Last week I was telling you Children's Day here in China... Read below
So here I am back in Yiwu, China. We have an office and warehouse (and now a small factory) here so I'm often in this town. For those new to this newsletter, or have not come across this Chinese city before: Yiwu is a trader's paradise. 80,000 factories have showrooms in this city - they have a market for every small commodity you can imagine. From scarves to socks, to silly pens.

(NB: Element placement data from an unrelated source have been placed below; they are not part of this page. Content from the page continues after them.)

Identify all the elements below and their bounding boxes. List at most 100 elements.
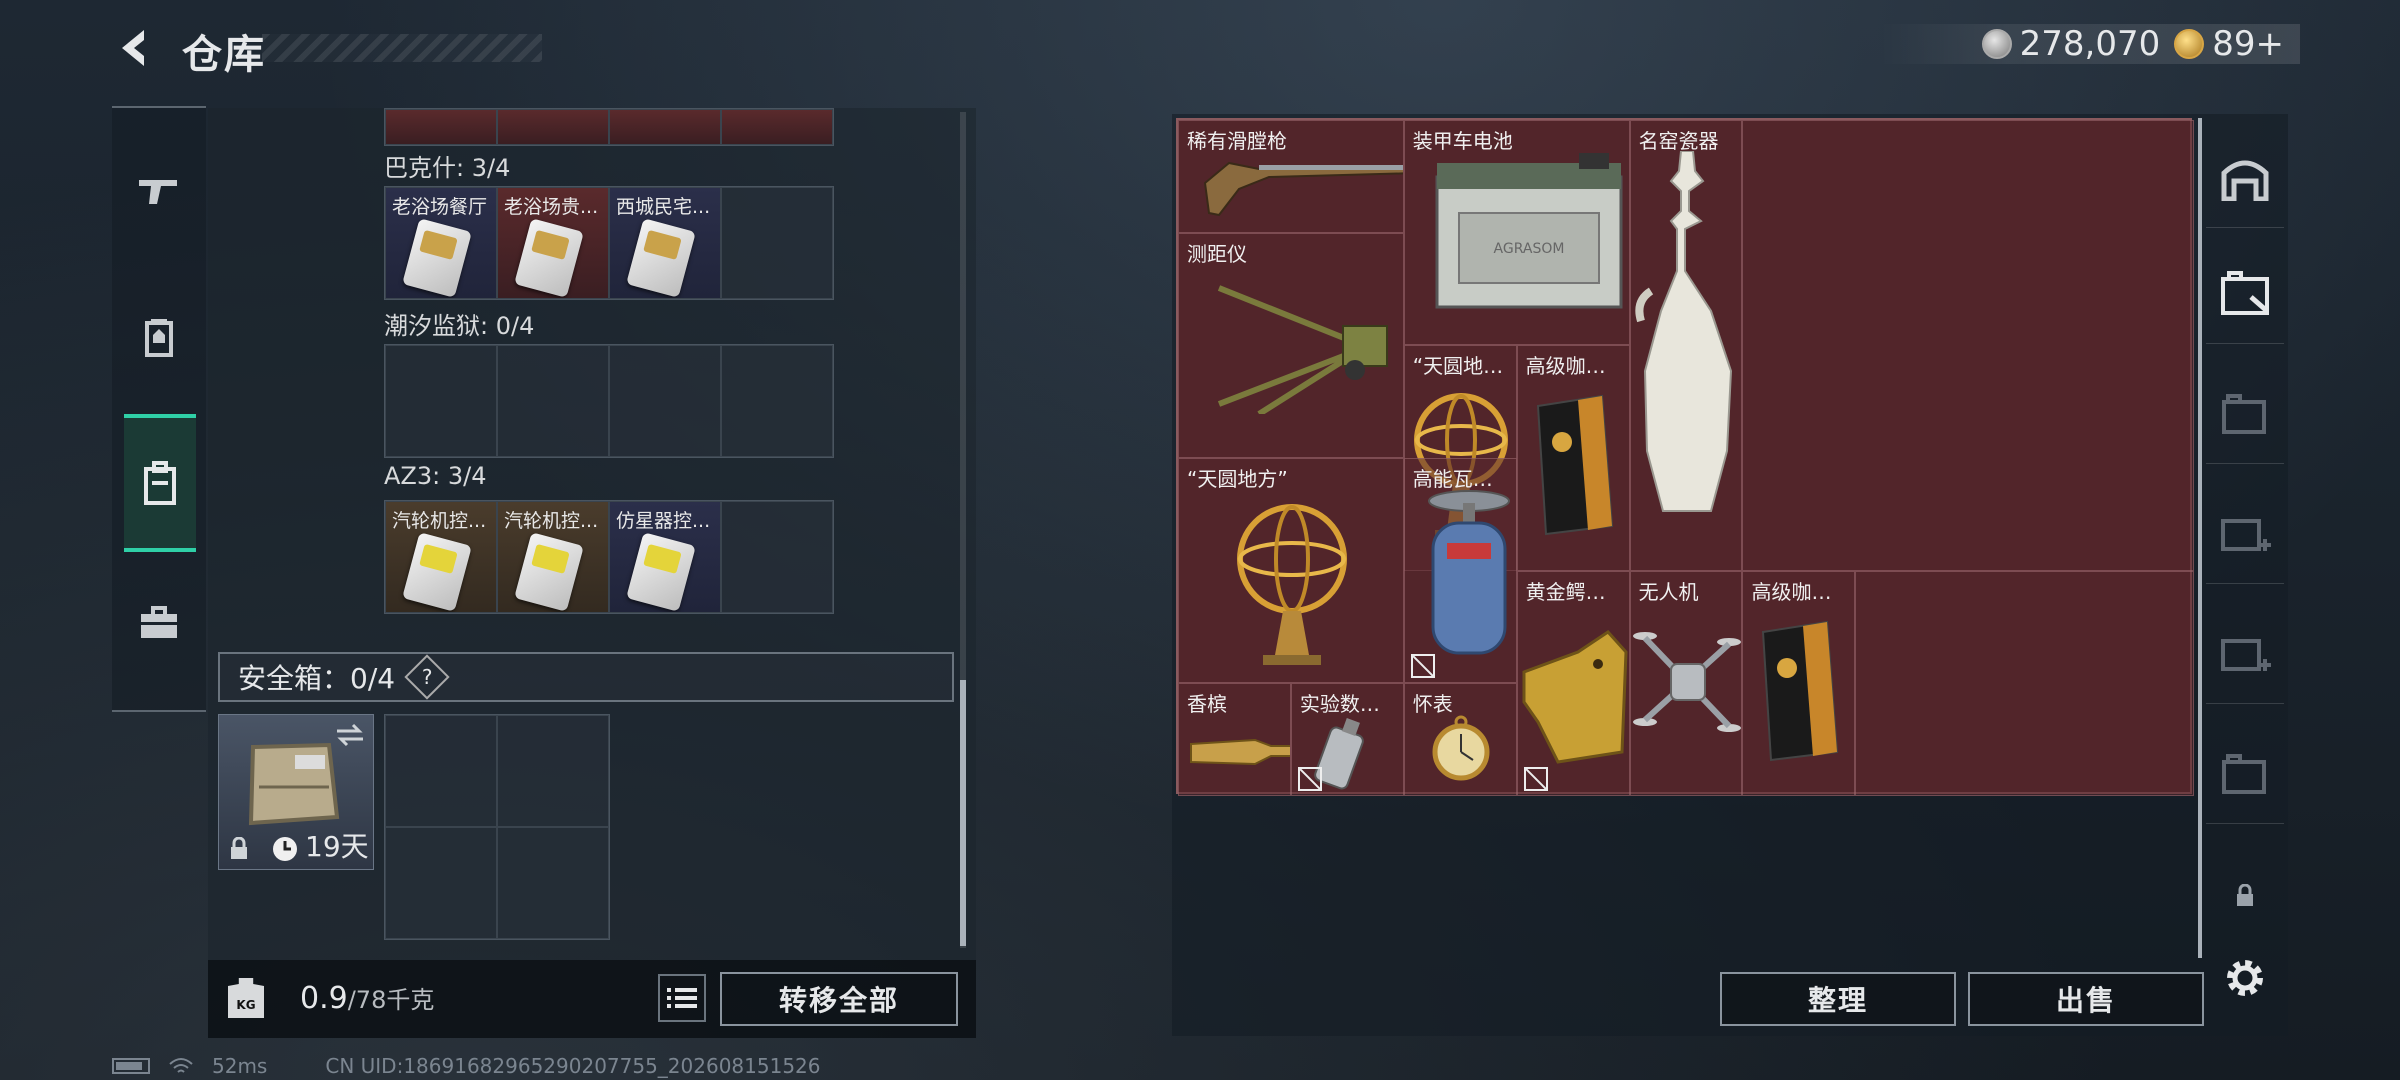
battery-icon — [112, 1058, 150, 1074]
clock-icon — [273, 837, 297, 861]
grid-cell[interactable] — [497, 109, 609, 145]
silver-coin-icon — [1981, 29, 2012, 59]
stash-item-porcelain[interactable]: 名窑瓷器 — [1629, 120, 1743, 571]
empty-slot[interactable] — [721, 187, 833, 299]
stash-tab-3[interactable] — [2206, 364, 2284, 464]
empty-slot[interactable] — [385, 715, 497, 827]
empty-slot[interactable] — [385, 827, 497, 939]
stash-item-rifle[interactable]: 稀有滑膛枪 — [1178, 120, 1404, 233]
title-decoration — [262, 34, 542, 62]
pocket-watch-icon — [1432, 715, 1490, 781]
collection-label-bakshi: 巴克什: 3/4 — [384, 154, 511, 182]
sell-button[interactable]: 出售 — [1968, 972, 2204, 1026]
grid-cell[interactable] — [385, 109, 497, 145]
stash-tab-add-1[interactable] — [2206, 484, 2284, 584]
safe-case-icon — [248, 742, 340, 826]
toolbox-icon — [141, 606, 177, 638]
silver-currency[interactable]: 278,070 — [1981, 24, 2160, 64]
stash-tab-6[interactable] — [2206, 724, 2284, 824]
safe-case-item[interactable]: 19天 — [218, 714, 374, 870]
weight-readout: 0.9/78千克 — [300, 980, 434, 1016]
keycard-item[interactable]: 仿星器控... — [609, 501, 721, 613]
empty-slot[interactable] — [721, 345, 833, 457]
gold-amount: 89+ — [2212, 24, 2284, 64]
gold-currency[interactable]: 89+ — [2174, 24, 2284, 64]
keycard-icon — [514, 218, 584, 298]
stash-tab-add-2[interactable] — [2206, 604, 2284, 704]
chevron-left-icon — [122, 30, 144, 66]
transfer-all-button[interactable]: 转移全部 — [720, 972, 958, 1026]
coffee-bag-icon — [1536, 395, 1613, 536]
safe-box-label: 安全箱：0/4 — [238, 662, 396, 695]
stash-grid: 稀有滑膛枪 装甲车电池 AGRASOM 名窑瓷器 测距仪 “天圆地方” 高级咖啡… — [1176, 118, 2195, 796]
nav-weapons[interactable] — [112, 144, 206, 238]
stash-item-coffee[interactable]: 高级咖啡豆 — [1742, 570, 1856, 796]
safe-timer: 19天 — [305, 830, 369, 863]
empty-stash-area[interactable] — [1742, 120, 2195, 571]
nav-armor[interactable] — [112, 292, 206, 386]
stash-item-gas-canister[interactable]: 高能瓦斯罐 — [1403, 457, 1517, 684]
backpack-icon — [144, 461, 176, 505]
empty-slot[interactable] — [497, 345, 609, 457]
keycard-icon — [626, 532, 696, 612]
no-sell-icon — [1410, 654, 1435, 679]
armor-icon — [145, 319, 173, 357]
empty-slot[interactable] — [497, 715, 609, 827]
drone-icon — [1632, 631, 1741, 732]
grid-cell[interactable] — [721, 109, 833, 145]
inventory-scroll-thumb[interactable] — [960, 680, 966, 946]
no-sell-icon — [1523, 766, 1548, 791]
empty-slot[interactable] — [721, 501, 833, 613]
keycard-item[interactable]: 老浴场餐厅 — [385, 187, 497, 299]
safe-box-grid — [384, 714, 610, 940]
stash-item-battery[interactable]: 装甲车电池 AGRASOM — [1403, 120, 1630, 346]
grid-cell[interactable] — [609, 109, 721, 145]
champagne-bottle-icon — [1190, 739, 1290, 766]
safe-box-header: 安全箱：0/4 ? — [218, 652, 954, 702]
stash-item-rangefinder[interactable]: 测距仪 — [1178, 232, 1404, 458]
wifi-icon — [169, 1058, 193, 1073]
keycard-icon — [626, 218, 696, 298]
stash-item-globe[interactable]: “天圆地方” — [1178, 457, 1404, 684]
ping-readout: 52ms — [212, 1054, 268, 1078]
keycard-icon — [402, 218, 472, 298]
keycard-icon — [514, 532, 584, 612]
gun-icon — [139, 180, 177, 204]
keycard-icon — [402, 532, 472, 612]
list-view-button[interactable] — [658, 974, 706, 1022]
stash-item-gold-croc[interactable]: 黄金鳄鱼头 — [1516, 570, 1630, 796]
keycard-item[interactable]: 老浴场贵... — [497, 187, 609, 299]
lock-icon — [231, 837, 247, 859]
stash-item-pocket-watch[interactable]: 怀表 — [1403, 683, 1517, 796]
stash-item-drone[interactable]: 无人机 — [1629, 570, 1743, 796]
keycard-item[interactable]: 汽轮机控... — [497, 501, 609, 613]
list-icon — [667, 988, 697, 1008]
stash-item-experiment-data[interactable]: 实验数据... — [1290, 683, 1404, 796]
stash-tab-collection[interactable] — [2206, 244, 2284, 344]
nav-backpack[interactable] — [124, 414, 196, 552]
stash-tab-main[interactable] — [2206, 128, 2284, 228]
back-button[interactable] — [112, 26, 156, 70]
stash-item-coffee[interactable]: 高级咖啡豆 — [1516, 345, 1630, 571]
warehouse-icon — [2221, 160, 2269, 201]
stash-item-champagne[interactable]: 香槟 — [1178, 683, 1291, 796]
empty-stash-area[interactable] — [1855, 570, 2195, 796]
keycard-item[interactable]: 西城民宅... — [609, 187, 721, 299]
coffee-bag-icon — [1762, 620, 1839, 761]
lock-icon — [2237, 884, 2253, 906]
empty-slot[interactable] — [609, 345, 721, 457]
gold-coin-icon — [2174, 29, 2205, 59]
nav-toolbox[interactable] — [112, 576, 206, 670]
stash-scrollbar[interactable] — [2198, 118, 2202, 958]
keycard-item[interactable]: 汽轮机控... — [385, 501, 497, 613]
collection-grid-bakshi: 老浴场餐厅 老浴场贵... 西城民宅... — [384, 186, 834, 300]
collection-box-icon — [2221, 270, 2269, 315]
partial-collection-grid — [384, 108, 834, 146]
empty-slot[interactable] — [385, 345, 497, 457]
empty-slot[interactable] — [497, 827, 609, 939]
help-button[interactable]: ? — [404, 654, 450, 700]
collection-grid-prison — [384, 344, 834, 458]
vase-icon — [1634, 151, 1732, 512]
organize-button[interactable]: 整理 — [1720, 972, 1956, 1026]
settings-button[interactable] — [2206, 928, 2284, 1028]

The other day I visited the main gift-ware market, it is maybe 3 months since I was last there, so it's interesting to see just how many new items have appeared, and which ones have disappeared. Only by been a regular can you see such things. A lot has happened in three months, the Chinese currency has shifted 10% and the shipping costs have doubled, wages have increased 20% meaning cheap and cheerful things are much less viable. So like little whippets they are reinventing themselves with higher value designer type items.

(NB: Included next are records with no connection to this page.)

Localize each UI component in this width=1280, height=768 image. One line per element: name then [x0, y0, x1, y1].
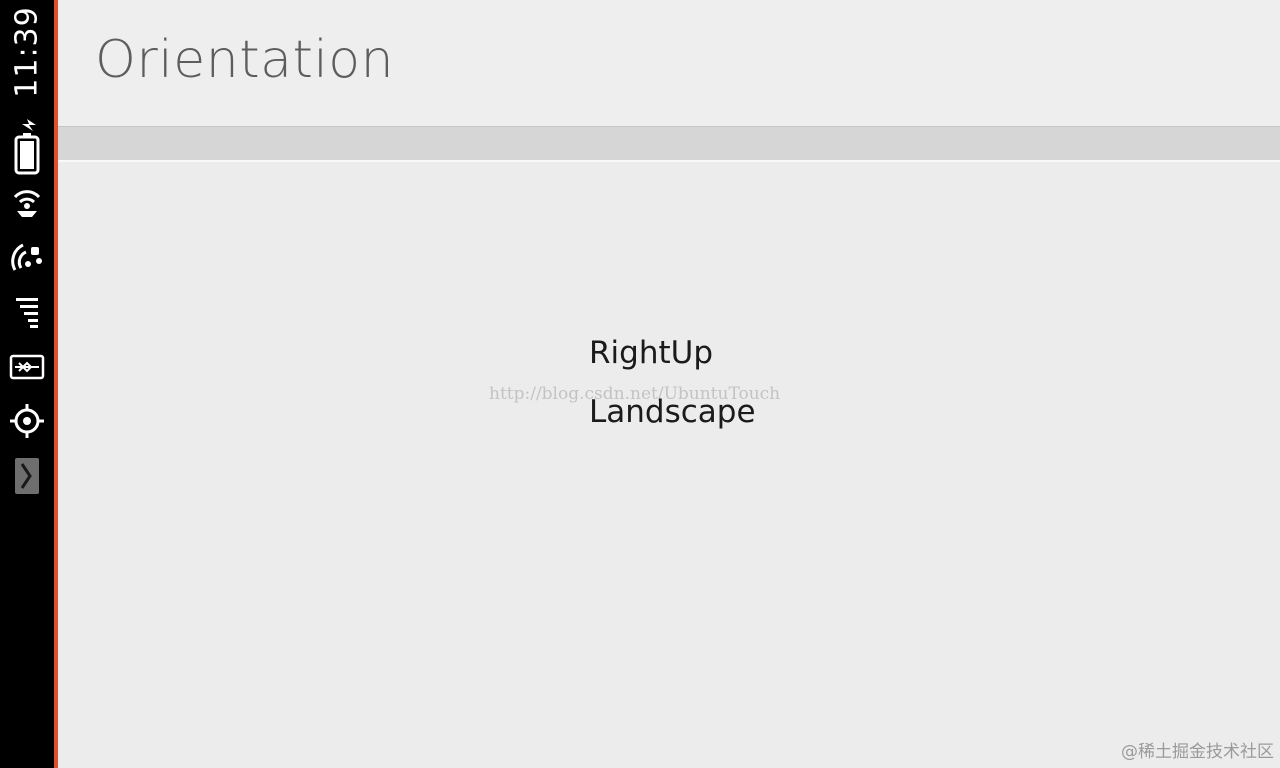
location-icon[interactable]	[5, 401, 49, 441]
status-time: 11:39	[9, 6, 45, 98]
page-title: Orientation	[95, 30, 395, 90]
wifi-icon[interactable]	[5, 238, 49, 278]
header-tab-strip	[58, 127, 1280, 160]
orientation-label: Landscape	[589, 394, 756, 430]
battery-charging-icon[interactable]	[5, 119, 49, 175]
corner-watermark: @稀土掘金技术社区	[1121, 742, 1274, 762]
launcher-chevron-icon[interactable]	[5, 456, 49, 496]
status-bar: 11:39	[0, 0, 54, 768]
bluetooth-icon[interactable]	[5, 347, 49, 387]
rotation-label: RightUp	[589, 335, 713, 371]
cellular-signal-icon[interactable]	[5, 292, 49, 332]
main-content: RightUp http://blog.csdn.net/UbuntuTouch…	[58, 162, 1280, 768]
page-header: Orientation	[58, 0, 1280, 126]
app-window: Orientation RightUp http://blog.csdn.net…	[58, 0, 1280, 768]
speaker-icon[interactable]	[5, 185, 49, 225]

One thing is for sure the world is changing fast, exciting times. I read about a very small chain of Chinese Feng Shui shops that made over a million pounds in Singapore last year, they are floating on the London stock exchange (at a lucky 8p of course) and coming to Europe and opening up across China.
I think that's very interesting, there's money in Feng Shui, retailing is not dead. But more precisely specialist retail is not dead because it marries well with a web-shop. People love specialists, and an enthusiastic is naturally endearing. In the future I see retailers specialising more and more.

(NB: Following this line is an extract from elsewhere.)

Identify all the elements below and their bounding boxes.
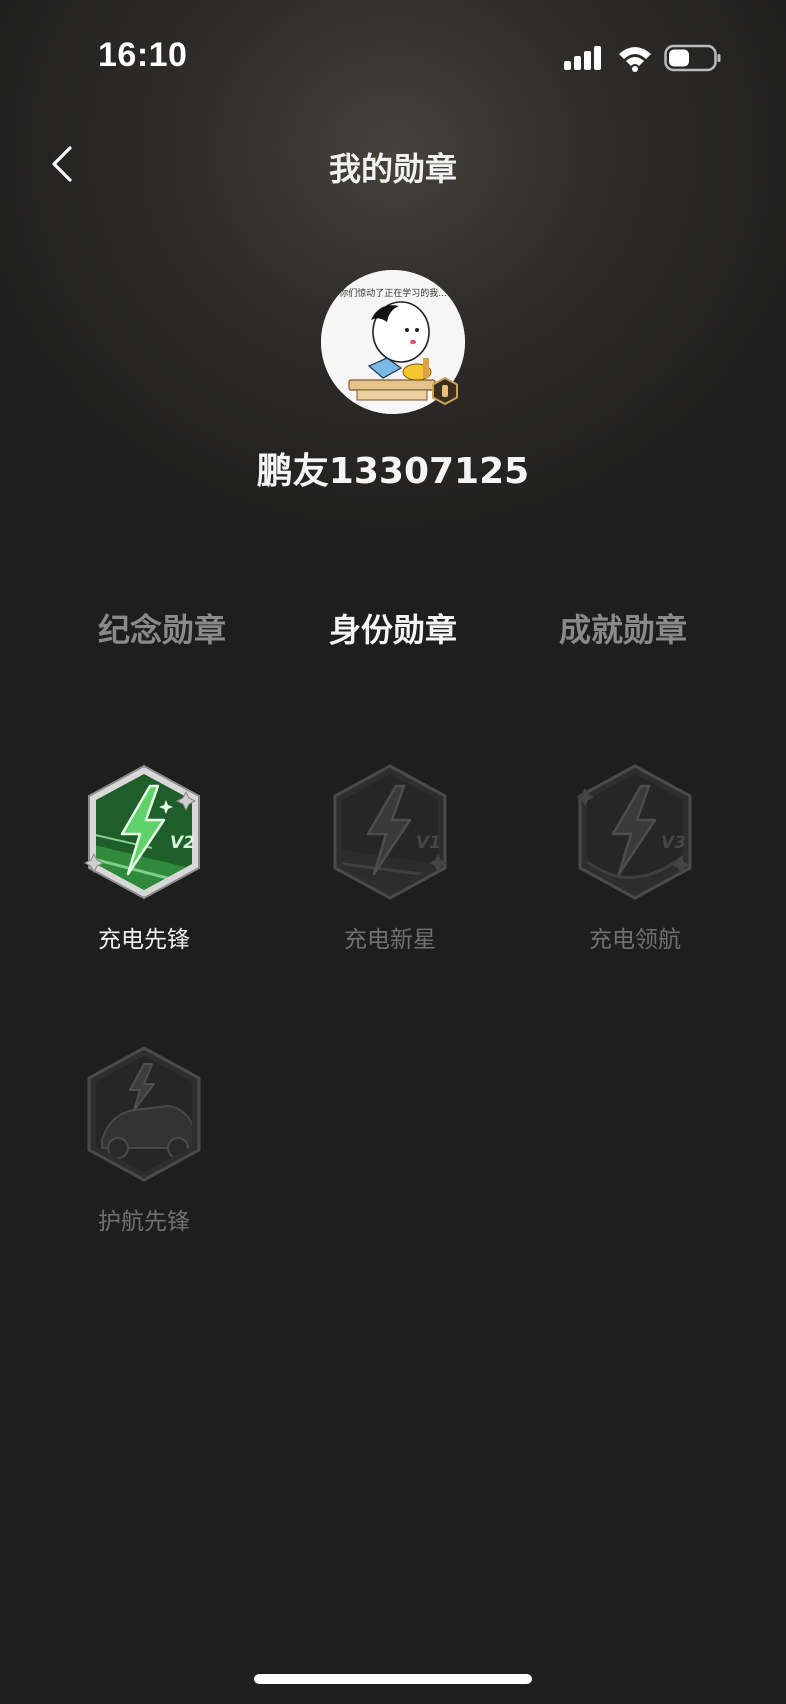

Feng Shui Shop - Retro Jewellery Shop - Ethnic Soft Furnishing Shop - Everything Lavender Shop - Funky Collectables Shop -
Like the Chinese we need to reinvent ourselves quickly..
More thoughts and news next week.. from China.
Regards
David

Wednesday, June 6, 2012

Children Day


Last week I was telling you about house hunting in Malaga...
Greeting to all.. here from China where almost no-one has heard about the Queens Jubilee, actually today is Children's Day and a day off from school, and a day that many parents are given as a day off.
They call it "Értóng jié" - it means, games, candy, holidays.
In the UK we are one of the only countries worldwide that doesn't have a children's day. Why? well you can blame that old skinflint: Gordon Brown who said "There is no positive need to the day, other than to add an unnecessary day off school or work. We have bigger things to think about". Whoops, bet that lost him a few votes. Here in China where they don't have votes they do have children's day. Go figure.
Interestingly in Spain they don't miss the chance for another fiesta, this date is celebrated on the 2nd Sunday of May, and it's called "Día del niño".
Anyway I don't want to spoil the fun and garden parties.. happy Jubilee weekend to all the UK and throughout the British Empire. I'm a bit jealous since I'm missing all that bunting and buttered scones. :( I'm sure it will be the most glorious full on fest of Britishness.
One things for sure, even though kids day has officially been ditched.. this year at least they will be having as much fun as anyone.
Hoping you have a great long weekend. If you are trading, don't work too hard and I hope you have time to join in the fun.